When my friend Molly suggested this crazy adventure, driving around the U.S. and dating a man in every state, I thought, why not?  Nothing was tying me down.  I didn't have a husband or kids to consult or take care of, and even if I didn't find the man of my dreams, I would have one heck of an adventure, seeing the country.

About a month later, I read a book called A Million Miles in a Thousand Years by Donald Miller.  It felt like a validation.  The basic premise of the book is that your life is a story and you are the main character, so if you're not happy with how your story is playing out, then maybe you should get up off the couch and do something about it.  I did.  Twenty-seven states later, I'm writing a book like I always said I would, meeting fascinating people from all walks of life, and seeing the country I've lived in for thirty-five years but had only partially explored.

This fall Donald Miller is hosting a seminar in Portland called Living a Better Story, and of course I want to go.  There's a Vimeo video that this site won't let me post (it only supports YouTube for some reason) where Don talks about what will be happening that weekend.  Click here to check it out . . .


They're also gifting one blogger with a free trip to the seminar, and of course I'm hoping it will be me.  Why do I want to go?  Because I'm already thinking about the next adventure in my life and how to make it happen.  I'm expecting the whirlwind dating tour to end around Thanksgiving time, and then it'll be time to tackle something new:

I want to be a foster parent for refugee children.

I first learned about the need last spring at my church in Colorado.  These kids have literally walked through the valley of the shadow of death and come out on the other side . . . alone.  They are declared refugees and are flown to the U.S. where they become part of the foster care system.

Having volunteered at orphanages in different developing countries, I have a real soft spot in my heart for children who are unloved.  I went to an introduction class before I left Colorado to find out more information on how to begin the process, which made me feel all the more strongly that something amazing could come from this.

Theologian Frederick Buechner wrote, "The kind of work God usually calls you to is the kind of work (a) that you need most to do and (b) that the world most needs to have done....The place God calls you to is the place where your deep gladness and the world's deep hunger meet."

This is where God is calling me.

It won't be without challenges.  I'm well aware of how hard it will be, both for the kids and for me.  I wouldn't want to take in just one.  I think having other "siblings" would help each kid feel like others understand what they've been through.  If I find the man of my dreams in one of the twenty-three remaining states, I'm not sure how he'll feel about this.  And if I don't, I'll be taking on single parenting, which I said I'd never do, but in this case, I feel like one parent is better than none, since currently these kids have no one to love them.  There's also the small issue of settling down, which means choosing a place to live and moving into a house instead of living out of my car as I drive around the country.  I'll need to find a 9-5 job to put food on the table.  My social life will go from nights out dancing with the girls to soccer games and parent-teacher conferences.  I'll deal with 2AM soothings after nightmares stemming from real-life experiences, counseling sessions where I'll hear things that will rip my heart out, and cultural experiences that will make me feel like an outsider but will help the kids stay connected to their roots.

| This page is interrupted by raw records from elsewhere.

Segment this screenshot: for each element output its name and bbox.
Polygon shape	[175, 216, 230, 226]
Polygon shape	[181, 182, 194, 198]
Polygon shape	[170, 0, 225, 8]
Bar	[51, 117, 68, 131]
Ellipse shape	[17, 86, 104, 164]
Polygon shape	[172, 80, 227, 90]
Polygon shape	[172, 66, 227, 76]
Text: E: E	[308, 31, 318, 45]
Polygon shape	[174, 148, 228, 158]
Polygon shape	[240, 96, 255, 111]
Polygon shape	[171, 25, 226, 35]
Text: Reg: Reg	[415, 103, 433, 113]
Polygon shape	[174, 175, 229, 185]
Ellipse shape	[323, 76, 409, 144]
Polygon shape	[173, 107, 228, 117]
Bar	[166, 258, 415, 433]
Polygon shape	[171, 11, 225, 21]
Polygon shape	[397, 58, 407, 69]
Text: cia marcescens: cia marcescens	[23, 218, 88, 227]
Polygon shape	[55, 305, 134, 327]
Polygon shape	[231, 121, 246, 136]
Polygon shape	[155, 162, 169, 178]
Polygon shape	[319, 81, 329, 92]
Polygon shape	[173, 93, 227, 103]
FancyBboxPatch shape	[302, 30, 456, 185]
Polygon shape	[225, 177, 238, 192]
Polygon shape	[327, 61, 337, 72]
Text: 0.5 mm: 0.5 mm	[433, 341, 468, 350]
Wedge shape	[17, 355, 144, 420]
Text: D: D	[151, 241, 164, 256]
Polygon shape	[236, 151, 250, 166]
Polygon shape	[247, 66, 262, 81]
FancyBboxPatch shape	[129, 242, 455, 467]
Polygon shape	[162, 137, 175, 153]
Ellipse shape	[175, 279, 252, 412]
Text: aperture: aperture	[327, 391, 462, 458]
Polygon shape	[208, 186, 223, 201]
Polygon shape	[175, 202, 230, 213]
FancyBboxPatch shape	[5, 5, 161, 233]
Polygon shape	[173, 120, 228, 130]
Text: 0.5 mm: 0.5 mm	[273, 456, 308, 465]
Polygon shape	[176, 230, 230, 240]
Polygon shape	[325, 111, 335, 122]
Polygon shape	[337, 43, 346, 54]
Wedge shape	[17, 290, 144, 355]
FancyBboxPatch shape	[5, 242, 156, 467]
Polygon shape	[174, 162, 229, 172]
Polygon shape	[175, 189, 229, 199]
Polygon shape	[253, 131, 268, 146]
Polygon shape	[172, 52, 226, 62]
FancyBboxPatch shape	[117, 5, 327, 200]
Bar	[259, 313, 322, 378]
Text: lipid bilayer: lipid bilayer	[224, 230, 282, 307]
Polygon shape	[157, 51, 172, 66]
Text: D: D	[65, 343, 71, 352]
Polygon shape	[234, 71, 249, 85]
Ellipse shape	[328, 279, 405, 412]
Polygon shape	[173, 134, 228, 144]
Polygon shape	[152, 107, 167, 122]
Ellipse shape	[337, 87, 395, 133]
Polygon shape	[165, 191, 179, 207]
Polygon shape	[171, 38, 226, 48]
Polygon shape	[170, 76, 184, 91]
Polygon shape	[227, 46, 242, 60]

What do I hope to get out of this seminar?  Affirmation.  Encouragement.  I want to hear that it will be worth it.  I want to talk to other people who are following their callings and finding that the joy is worth the struggle.

Being a foster parent to refugee children will not be easy.  It will be the hardest thing I've ever done.  But I don't want my life to be easy.  I want my life to mean something, and for me that means doing things that aren't about me.